Luis flagged down a taxi. “I suppose a roll in the hay is out of the
question?” She hit him with the umbrella, hard. It broke. Of course it broke. It had been that sort of day.
7
Kim Philby ordered pigeon pie with new potatoes and French beans. His guest, Peter Cottington-Beaufort, chose roast shoulder of lamb with potatoes and broad beans. Both of them drank bottled Bass. One of the things they liked about the Oxford and Cambridge Club was its proper, traditional English food. No greasy foreign surprises. And the tables were widely spaced. No eavesdropping. Still, they spoke quietly.
“I do envy you your suits,” Kim said. “My chap’s hopeless.” Peter smiled. He had a long, thin face that went with his tall, slim body and his long, melodic name. His smile curled like a bit of ribbon: up at one end, down at the other. “Your tailor’s not your problem, old chap. He does his best with what you give him. The trouble is, you give him too much.”
“Well, I’m a bloated capitalist, I’m supposed to be fat.”
“I’m told you’ve cut down on claret,” Peter said. “That’s good. Drink was one reason you got pulled out of Washington in ’51, wasn’t it? A bitter blow. I say: this lamb. Delicious.”
Kim frowned at his plate. “Every time I order pigeon pie I forget what damned hard work it is.” He abandoned the pigeon and settled for the pastry crust. “If you think I drank a lot, Peter, you should have seen what the CIA could put away. Martinis the size of flowerpots.”
“Extraordinary people.”
“CIA reckoned you were a pansy if you never got shit-faced, in their charming expression.”
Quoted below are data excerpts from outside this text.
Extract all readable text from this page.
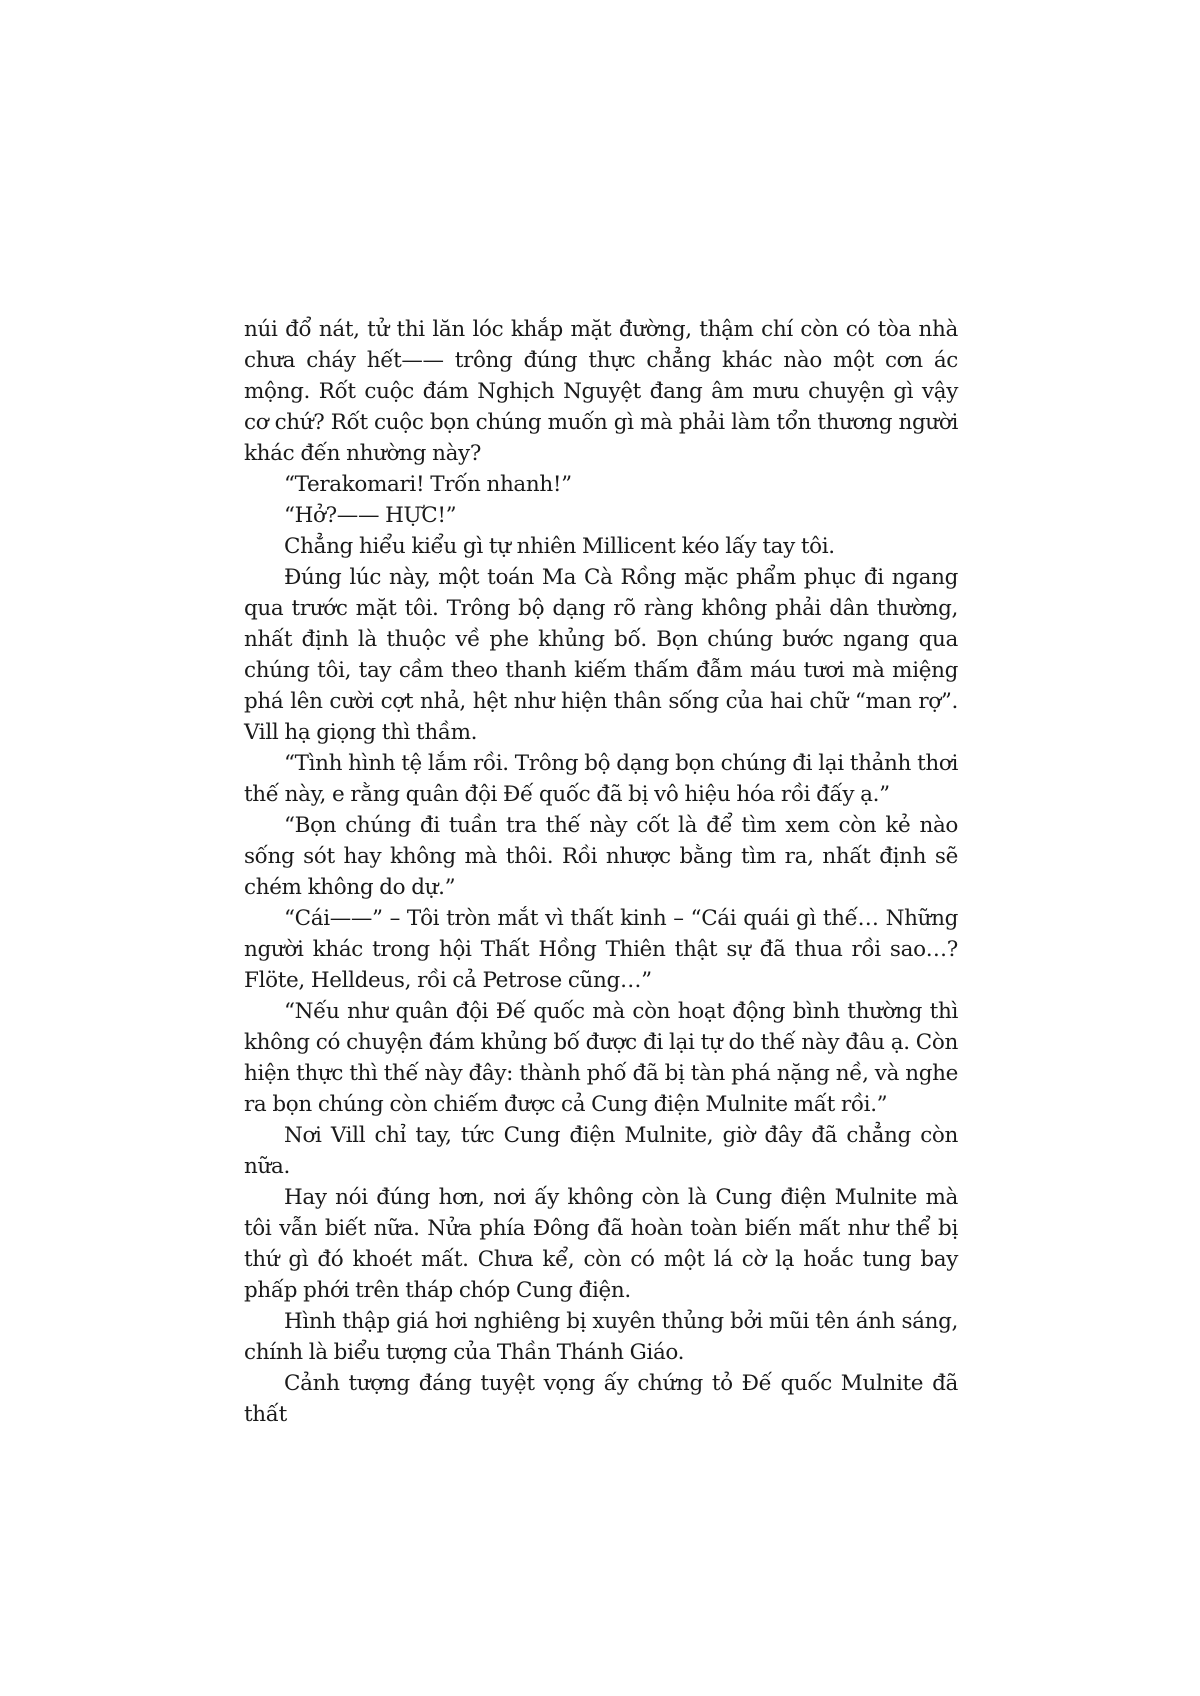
núi đổ nát, tử thi lăn lóc khắp mặt đường, thậm chí còn có tòa nhà chưa cháy hết—— trông đúng thực chẳng khác nào một cơn ác mộng. Rốt cuộc đám Nghịch Nguyệt đang âm mưu chuyện gì vậy cơ chứ? Rốt cuộc bọn chúng muốn gì mà phải làm tổn thương người khác đến nhường này?

“Terakomari! Trốn nhanh!”

“Hở?—— HỰC!”

Chẳng hiểu kiểu gì tự nhiên Millicent kéo lấy tay tôi.

Đúng lúc này, một toán Ma Cà Rồng mặc phẩm phục đi ngang qua trước mặt tôi. Trông bộ dạng rõ ràng không phải dân thường, nhất định là thuộc về phe khủng bố. Bọn chúng bước ngang qua chúng tôi, tay cầm theo thanh kiếm thấm đẫm máu tươi mà miệng phá lên cười cợt nhả, hệt như hiện thân sống của hai chữ “man rợ”. Vill hạ giọng thì thầm.

“Tình hình tệ lắm rồi. Trông bộ dạng bọn chúng đi lại thảnh thơi thế này, e rằng quân đội Đế quốc đã bị vô hiệu hóa rồi đấy ạ.”

“Bọn chúng đi tuần tra thế này cốt là để tìm xem còn kẻ nào sống sót hay không mà thôi. Rồi nhược bằng tìm ra, nhất định sẽ chém không do dự.”

“Cái——” – Tôi tròn mắt vì thất kinh – “Cái quái gì thế… Những người khác trong hội Thất Hồng Thiên thật sự đã thua rồi sao…? Flöte, Helldeus, rồi cả Petrose cũng…”

“Nếu như quân đội Đế quốc mà còn hoạt động bình thường thì không có chuyện đám khủng bố được đi lại tự do thế này đâu ạ. Còn hiện thực thì thế này đây: thành phố đã bị tàn phá nặng nề, và nghe ra bọn chúng còn chiếm được cả Cung điện Mulnite mất rồi.”

Nơi Vill chỉ tay, tức Cung điện Mulnite, giờ đây đã chẳng còn nữa.

Hay nói đúng hơn, nơi ấy không còn là Cung điện Mulnite mà tôi vẫn biết nữa. Nửa phía Đông đã hoàn toàn biến mất như thể bị thứ gì đó khoét mất. Chưa kể, còn có một lá cờ lạ hoắc tung bay phấp phới trên tháp chóp Cung điện.

Hình thập giá hơi nghiêng bị xuyên thủng bởi mũi tên ánh sáng, chính là biểu tượng của Thần Thánh Giáo.

Cảnh tượng đáng tuyệt vọng ấy chứng tỏ Đế quốc Mulnite đã thất
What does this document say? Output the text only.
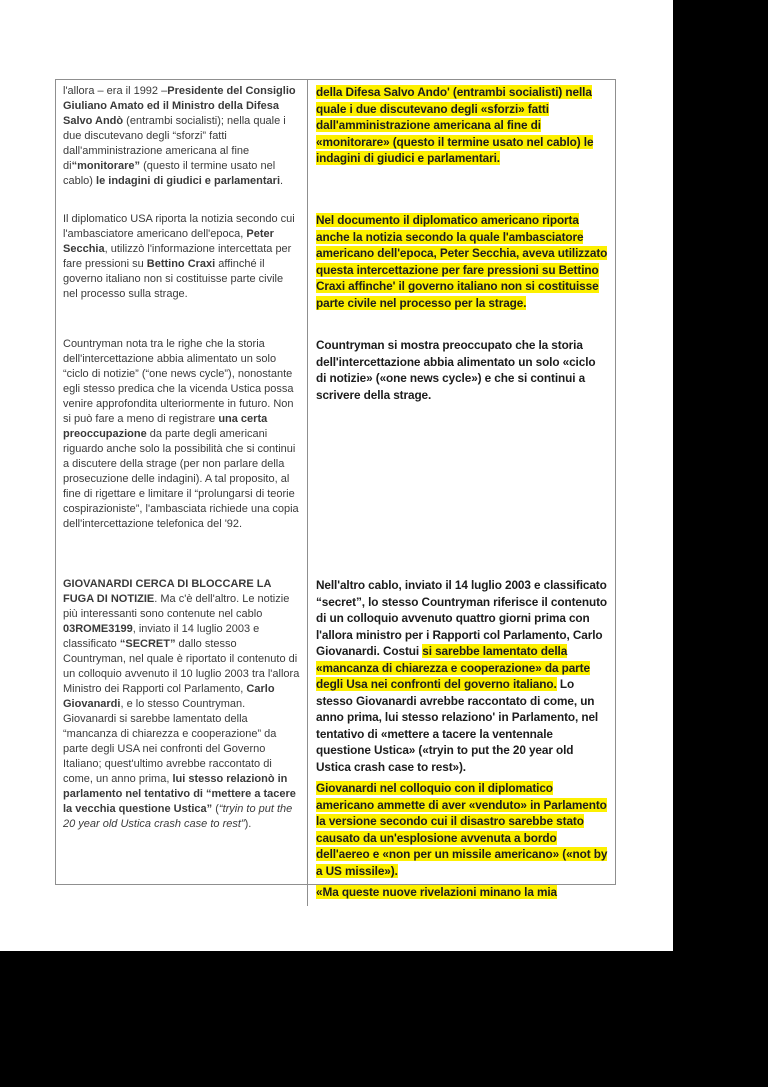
l'allora – era il 1992 –Presidente del Consiglio Giuliano Amato ed il Ministro della Difesa Salvo Andò (entrambi socialisti); nella quale i due discutevano degli “sforzi” fatti dall'amministrazione americana al fine di“monitorare” (questo il termine usato nel cablo) le indagini di giudici e parlamentari.

della Difesa Salvo Ando' (entrambi socialisti) nella quale i due discutevano degli «sforzi» fatti dall'amministrazione americana al fine di «monitorare» (questo il termine usato nel cablo) le indagini di giudici e parlamentari.

Il diplomatico USA riporta la notizia secondo cui l'ambasciatore americano dell'epoca, Peter Secchia, utilizzò l'informazione intercettata per fare pressioni su Bettino Craxi affinché il governo italiano non si costituisse parte civile nel processo sulla strage.

Nel documento il diplomatico americano riporta anche la notizia secondo la quale l'ambasciatore americano dell'epoca, Peter Secchia, aveva utilizzato questa intercettazione per fare pressioni su Bettino Craxi affinche' il governo italiano non si costituisse parte civile nel processo per la strage.

Countryman nota tra le righe che la storia dell'intercettazione abbia alimentato un solo “ciclo di notizie” (“one news cycle”), nonostante egli stesso predica che la vicenda Ustica possa venire approfondita ulteriormente in futuro. Non si può fare a meno di registrare una certa preoccupazione da parte degli americani riguardo anche solo la possibilità che si continui a discutere della strage (per non parlare della prosecuzione delle indagini). A tal proposito, al fine di rigettare e limitare il “prolungarsi di teorie cospirazioniste”, l'ambasciata richiede una copia dell'intercettazione telefonica del '92.

Countryman si mostra preoccupato che la storia dell'intercettazione abbia alimentato un solo «ciclo di notizie» («one news cycle») e che si continui a scrivere della strage.

GIOVANARDI CERCA DI BLOCCARE LA FUGA DI NOTIZIE. Ma c'è dell'altro. Le notizie più interessanti sono contenute nel cablo 03ROME3199, inviato il 14 luglio 2003 e classificato “SECRET” dallo stesso Countryman, nel quale è riportato il contenuto di un colloquio avvenuto il 10 luglio 2003 tra l'allora Ministro dei Rapporti col Parlamento, Carlo Giovanardi, e lo stesso Countryman. Giovanardi si sarebbe lamentato della “mancanza di chiarezza e cooperazione” da parte degli USA nei confronti del Governo Italiano; quest'ultimo avrebbe raccontato di come, un anno prima, lui stesso relazionò in parlamento nel tentativo di “mettere a tacere la vecchia questione Ustica” (“tryin to put the 20 year old Ustica crash case to rest”).

Nell'altro cablo, inviato il 14 luglio 2003 e classificato “secret”, lo stesso Countryman riferisce il contenuto di un colloquio avvenuto quattro giorni prima con l'allora ministro per i Rapporti col Parlamento, Carlo Giovanardi. Costui si sarebbe lamentato della «mancanza di chiarezza e cooperazione» da parte degli Usa nei confronti del governo italiano. Lo stesso Giovanardi avrebbe raccontato di come, un anno prima, lui stesso relaziono' in Parlamento, nel tentativo di «mettere a tacere la ventennale questione Ustica» («tryin to put the 20 year old Ustica crash case to rest»).

Giovanardi nel colloquio con il diplomatico americano ammette di aver «venduto» in Parlamento la versione secondo cui il disastro sarebbe stato causato da un'esplosione avvenuta a bordo dell'aereo e «non per un missile americano» («not by a US missile»).

«Ma queste nuove rivelazioni minano la mia
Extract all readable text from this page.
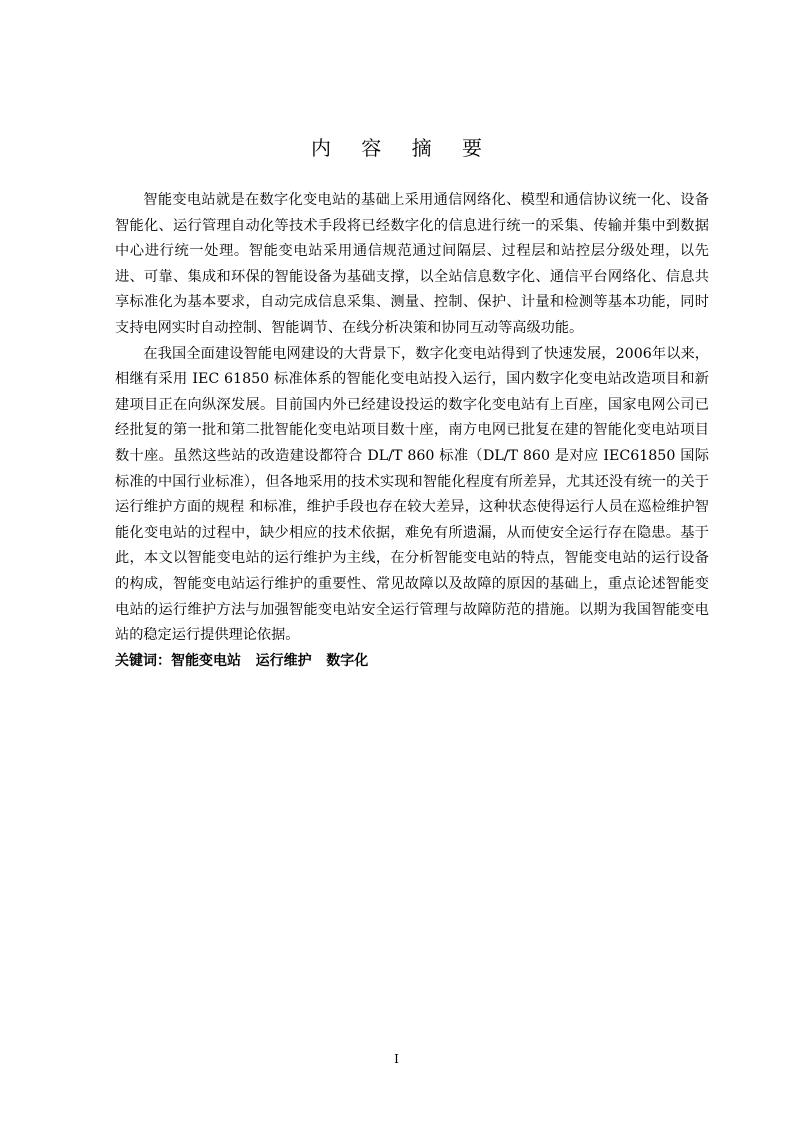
内 容 摘 要

智能变电站就是在数字化变电站的基础上采用通信网络化、模型和通信协议统一化、设备智能化、运行管理自动化等技术手段将已经数字化的信息进行统一的采集、传输并集中到数据中心进行统一处理。智能变电站采用通信规范通过间隔层、过程层和站控层分级处理，以先进、可靠、集成和环保的智能设备为基础支撑，以全站信息数字化、通信平台网络化、信息共享标准化为基本要求，自动完成信息采集、测量、控制、保护、计量和检测等基本功能，同时支持电网实时自动控制、智能调节、在线分析决策和协同互动等高级功能。

在我国全面建设智能电网建设的大背景下，数字化变电站得到了快速发展，2006年以来，相继有采用 IEC 61850 标准体系的智能化变电站投入运行，国内数字化变电站改造项目和新建项目正在向纵深发展。目前国内外已经建设投运的数字化变电站有上百座，国家电网公司已经批复的第一批和第二批智能化变电站项目数十座，南方电网已批复在建的智能化变电站项目数十座。虽然这些站的改造建设都符合 DL/T 860 标准（DL/T 860 是对应 IEC61850 国际标准的中国行业标准），但各地采用的技术实现和智能化程度有所差异，尤其还没有统一的关于运行维护方面的规程 和标准，维护手段也存在较大差异，这种状态使得运行人员在巡检维护智能化变电站的过程中，缺少相应的技术依据，难免有所遗漏，从而使安全运行存在隐患。基于此，本文以智能变电站的运行维护为主线，在分析智能变电站的特点，智能变电站的运行设备的构成，智能变电站运行维护的重要性、常见故障以及故障的原因的基础上，重点论述智能变电站的运行维护方法与加强智能变电站安全运行管理与故障防范的措施。以期为我国智能变电站的稳定运行提供理论依据。

关键词：智能变电站   运行维护   数字化

I
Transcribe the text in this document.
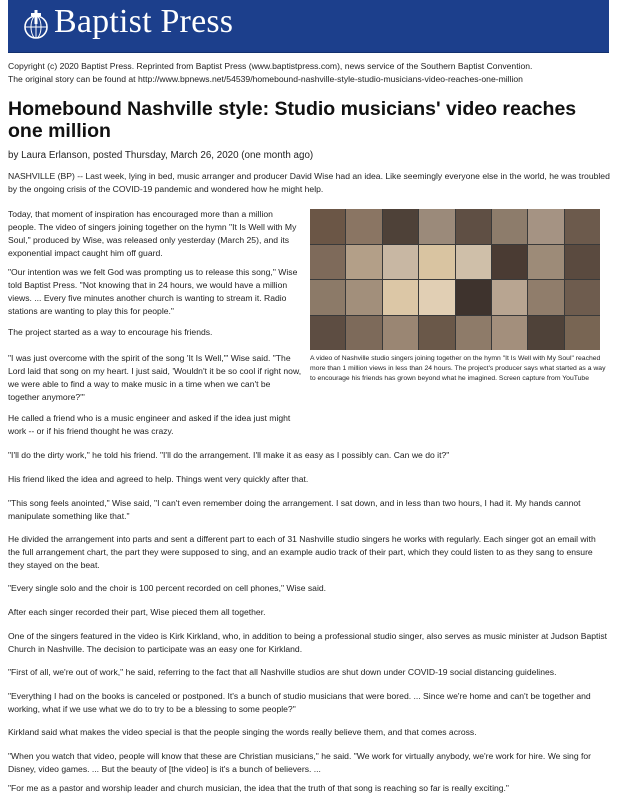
Baptist Press
Copyright (c) 2020 Baptist Press. Reprinted from Baptist Press (www.baptistpress.com), news service of the Southern Baptist Convention.
The original story can be found at http://www.bpnews.net/54539/homebound-nashville-style-studio-musicians-video-reaches-one-million
Homebound Nashville style: Studio musicians' video reaches one million
by Laura Erlanson, posted Thursday, March 26, 2020 (one month ago)

NASHVILLE (BP) -- Last week, lying in bed, music arranger and producer David Wise had an idea. Like seemingly everyone else in the world, he was troubled by the ongoing crisis of the COVID-19 pandemic and wondered how he might help.

Today, that moment of inspiration has encouraged more than a million people. The video of singers joining together on the hymn "It Is Well with My Soul," produced by Wise, was released only yesterday (March 25), and its exponential impact caught him off guard.

"Our intention was we felt God was prompting us to release this song," Wise told Baptist Press. "Not knowing that in 24 hours, we would have a million views. ... Every five minutes another church is wanting to stream it. Radio stations are wanting to play this for people."

The project started as a way to encourage his friends.

"I was just overcome with the spirit of the song 'It Is Well,'" Wise said. "The Lord laid that song on my heart. I just said, 'Wouldn't it be so cool if right now, we were able to find a way to make music in a time when we can't be together anymore?'"

He called a friend who is a music engineer and asked if the idea just might work -- or if his friend thought he was crazy.

"I'll do the dirty work," he told his friend. "I'll do the arrangement. I'll make it as easy as I possibly can. Can we do it?"

His friend liked the idea and agreed to help. Things went very quickly after that.

"This song feels anointed," Wise said, "I can't even remember doing the arrangement. I sat down, and in less than two hours, I had it. My hands cannot manipulate something like that."

He divided the arrangement into parts and sent a different part to each of 31 Nashville studio singers he works with regularly. Each singer got an email with the full arrangement chart, the part they were supposed to sing, and an example audio track of their part, which they could listen to as they sang to ensure they stayed on the beat.

"Every single solo and the choir is 100 percent recorded on cell phones," Wise said.

After each singer recorded their part, Wise pieced them all together.

One of the singers featured in the video is Kirk Kirkland, who, in addition to being a professional studio singer, also serves as music minister at Judson Baptist Church in Nashville. The decision to participate was an easy one for Kirkland.

"First of all, we're out of work," he said, referring to the fact that all Nashville studios are shut down under COVID-19 social distancing guidelines.

"Everything I had on the books is canceled or postponed. It's a bunch of studio musicians that were bored. ... Since we're home and can't be together and working, what if we use what we do to try to be a blessing to some people?"

Kirkland said what makes the video special is that the people singing the words really believe them, and that comes across.

"When you watch that video, people will know that these are Christian musicians," he said. "We work for virtually anybody, we're work for hire. We sing for Disney, video games. ... But the beauty of [the video] is it's a bunch of believers. ...

"For me as a pastor and worship leader and church musician, the idea that the truth of that song is reaching so far is really exciting."

A video of Nashville studio singers joining together on the hymn "It Is Well with My Soul" reached more than 1 million views in less than 24 hours. The project's producer says what started as a way to encourage his friends has grown beyond what he imagined. Screen capture from YouTube
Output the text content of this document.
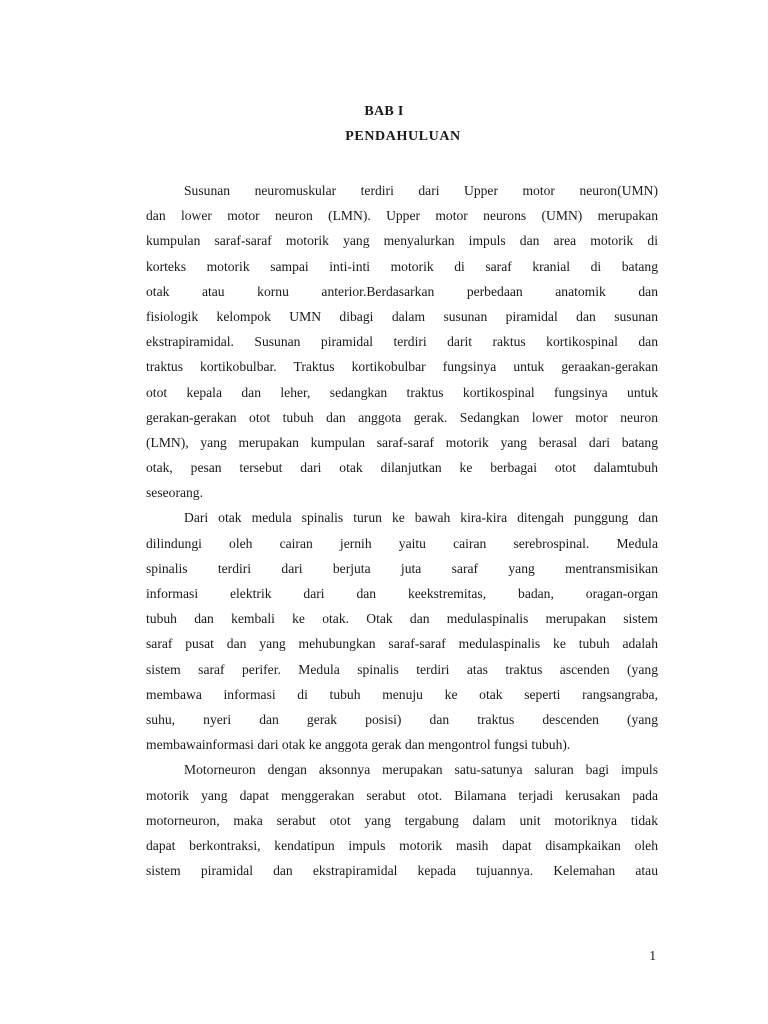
BAB I
PENDAHULUAN
Susunan neuromuskular terdiri dari Upper motor neuron(UMN)
dan lower motor neuron (LMN). Upper motor neurons (UMN) merupakan
kumpulan saraf-saraf motorik yang menyalurkan impuls dan area motorik di
korteks motorik sampai inti-inti motorik di saraf kranial di batang
otak atau kornu anterior.Berdasarkan perbedaan anatomik dan
fisiologik kelompok UMN dibagi dalam susunan piramidal dan susunan
ekstrapiramidal. Susunan piramidal terdiri darit raktus kortikospinal dan
traktus kortikobulbar. Traktus kortikobulbar fungsinya untuk geraakan-gerakan
otot kepala dan leher, sedangkan traktus kortikospinal fungsinya untuk
gerakan-gerakan otot tubuh dan anggota gerak. Sedangkan lower motor neuron
(LMN), yang merupakan kumpulan saraf-saraf motorik yang berasal dari batang
otak, pesan tersebut dari otak dilanjutkan ke berbagai otot dalamtubuh
seseorang.
Dari otak medula spinalis turun ke bawah kira-kira ditengah punggung dan
dilindungi oleh cairan jernih yaitu cairan serebrospinal. Medula
spinalis terdiri dari berjuta juta saraf yang mentransmisikan
informasi elektrik dari dan keekstremitas, badan, oragan-organ
tubuh dan kembali ke otak. Otak dan medulaspinalis merupakan sistem
saraf pusat dan yang mehubungkan saraf-saraf medulaspinalis ke tubuh adalah
sistem saraf perifer. Medula spinalis terdiri atas traktus ascenden (yang
membawa informasi di tubuh menuju ke otak seperti rangsangraba,
suhu, nyeri dan gerak posisi) dan traktus descenden (yang
membawainformasi dari otak ke anggota gerak dan mengontrol fungsi tubuh).
Motorneuron dengan aksonnya merupakan satu-satunya saluran bagi impuls
motorik yang dapat menggerakan serabut otot. Bilamana terjadi kerusakan pada
motorneuron, maka serabut otot yang tergabung dalam unit motoriknya tidak
dapat berkontraksi, kendatipun impuls motorik masih dapat disampkaikan oleh
sistem piramidal dan ekstrapiramidal kepada tujuannya. Kelemahan atau
1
Peter looked at his solid, unexciting face. No magnetic appeal there; but if you wanted quiet, unflappable, unvarying, utter competence, there was nobody to beat Philby. “I have some mildly encouraging news. The dust has settled in America. J. Edgar Hoover still loathes you but he has called off the hunt. I believe you have something for me.”
“There’s a loose cannon rolling around New York. Luis Cabrillo. Took part in our Double Cross show during the war. It seems he strolled into the consulate and tried to sweet-talk a thousand dollars out of our man. Cock-and-bull story about funding his autobiography. Said I would vouch for him.”